Você conhece as canções-símbolo de São Paulo?

15 de abril de 2016

Do “Lampião de Gás” cantado por Inezita Barroso nos anos 1940 até a afirmação de que “Não existe amor em SP” pelo rapper Criolo, nos anos 2010, são várias as músicas que retratam São Paulo em suas várias faces e épocas. Vamos relembrar algumas? A gente promete até contar a historinha de bastidores por trás dela.

 

Moro em Jaçanã
Vencedora do concurso de marchinhas de carnaval do Rio de Janeiro em 1964 durante o IV Centenário da cidade, “Trem das Onze” foi composta por um ilustre morador do Bexiga, Adoniran Barbosa, que só conheceu o Jaçanã por participar de filmagens nos estúdios da hoje extinta Companhia Maristela de Cinema, então localizada neste bairro da zona norte. Imortalizada em gravações dos Demônios da Garoa, a canção que fala de um homem que não pode ficar mais nem um minuto com a amada porque precisa pegar o último trem pra a casa onde a mãe o espera já foi escolhida como o símbolo de São Paulo em diversas votações populares. A Estrada de Ferro da Cantareira, que seguia do centro da capital até Guarulhos, existiu até 1966.  No local, existe hoje o Museu do Jaçanã.

 

Sampa
Egressos da Bahia, Caetano Veloso e Gilberto Gil apelidaram São Paulo de Sampa nos anos 1960 durante seus  encontros no Bar Brahma, que até hoje ocupa a esquina da Avenida Ipiranga e a Avenida São João. “Sampa” surgiu do convite de um programa sobre São Paulo, realizado pela TV Bandeirantes, para o qual o produtor pediu um depoimento de Caetano.
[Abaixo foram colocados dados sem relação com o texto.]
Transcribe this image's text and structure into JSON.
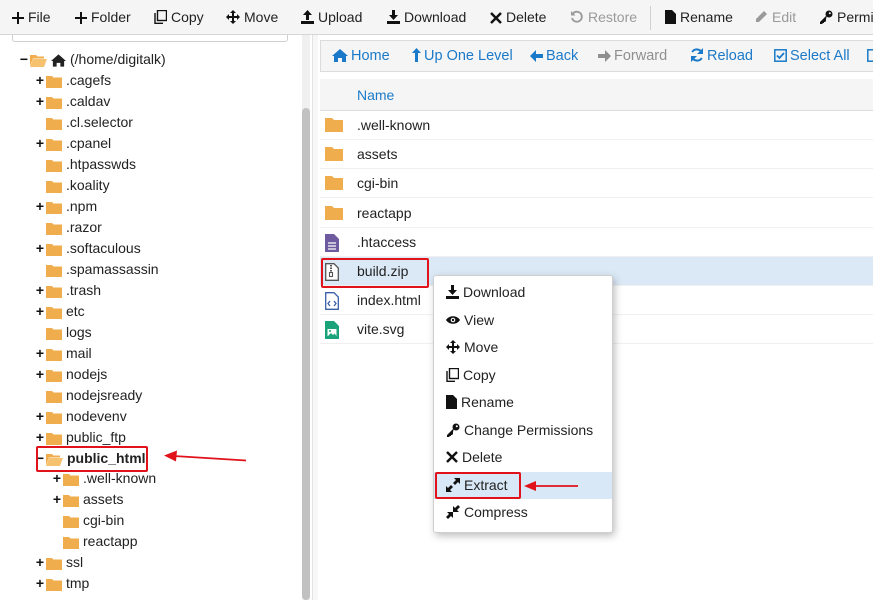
{
  "toolbar": {
    "file": "File",
    "folder": "Folder",
    "copy": "Copy",
    "move": "Move",
    "upload": "Upload",
    "download": "Download",
    "delete": "Delete",
    "restore": "Restore",
    "rename": "Rename",
    "edit": "Edit",
    "permissions": "Permi"
  },
  "tree": {
    "root": "(/home/digitalk)",
    "items": [
      ".cagefs",
      ".caldav",
      ".cl.selector",
      ".cpanel",
      ".htpasswds",
      ".koality",
      ".npm",
      ".razor",
      ".softaculous",
      ".spamassassin",
      ".trash",
      "etc",
      "logs",
      "mail",
      "nodejs",
      "nodejsready",
      "nodevenv",
      "public_ftp",
      "public_html",
      ".well-known",
      "assets",
      "cgi-bin",
      "reactapp",
      "ssl",
      "tmp"
    ]
  },
  "nav": {
    "home": "Home",
    "up": "Up One Level",
    "back": "Back",
    "forward": "Forward",
    "reload": "Reload",
    "select_all": "Select All"
  },
  "table": {
    "col_name": "Name",
    "files": [
      ".well-known",
      "assets",
      "cgi-bin",
      "reactapp",
      ".htaccess",
      "build.zip",
      "index.html",
      "vite.svg"
    ]
  },
  "context_menu": {
    "items": [
      "Download",
      "View",
      "Move",
      "Copy",
      "Rename",
      "Change Permissions",
      "Delete",
      "Extract",
      "Compress"
    ]
  },
  "colors": {
    "link": "#1a7ac9",
    "folder": "#f0ad4e",
    "annotation": "#e1121a",
    "selection": "#dbe9f6"
  }
}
Ele respondeu em forma de música. Trata-se de uma canção ao mesmo tempo poética e dura, que narra certa estranheza diante das constantes mudanças, ao ritmo, às misturas e às pessoas. Letra e música homenageiam ícones paulistanos da época como a poesia concreta dos irmãos Haroldo e Augusto de Campos, Rita Lee, os Mutantes, Paulo Vanzolini e a obra “PanAmérica”, do escritor José Agrippino de Paula, um marco da Tropicália que o próprio Caetano ajudaria a criar.

 

Rondando a cidade
“De noite eu rondo a cidade a te procurar sem encontrar”. O saudoso compositor Paulo Vanzolini considerava “Ronda”, sua criação mais famosa, um tanto piegas e dizia que ela nada tinha a ver com um tributo a São Paulo, mas sobre as noites de uma mulher que vagava à procura do namorado com o intuito de matá-lo. Escrita em 1945, só foi gravada pela primeira vez em 1953, por Inezita Barroso. Reza a lenda que a gravação aconteceu no Rio de Janeiro, onde a fama paulista de “túmulo do samba” foi desafiada, com sucesso, pela interpretação da música. Mas o estrelato da canção só chegou na década de 1960, com uma famosa gravação da cantora Marcia. Uma outra curiosidade, é que Vanzolini só compunha nas horas vagas e era Doutor em Zoologia pela Universidade de Harvard, chegando a presidir o Instituto de Zoologia da USP por 30 anos.

 

São São Paulo
Residente no bairro de Perdizes, o baiano Tom Zé compôs 18 músicas sobre São Paulo. A mais famosa é “São, São Paulo”, cujo refrão rima amor com dor e fala das dores e delícias de viver aqui. “”Em Brasília é veraneio / No Rio é banho de mar / O país todo de férias / E aqui é só trabalhar / Porém com todo defeito / Te carrego no meu peito”, diz a letra. Também expoente da Tropicália, a marchinha venceu o IV Festival de MPB da TV Record, maior evento musical da cidade. Enquanto Tom Zé interpretava a canção, o grupo que o acompanhava fazia uma performance gestual usando fantasias que lembravam alguns dos tipos mais relacionados à São Paulo da época: a melindrosa, o almofadinha, o caipira e o bandeirante, numa atmosfera que remetia a um dos marcos culturais da cidade, a Semana de Arte Moderna de 1922.

São Paulo é assim despertar amor e ódio, mas é muito difícil encontrar um paulistano que não tenha no mínimo uma paixão pela cidade.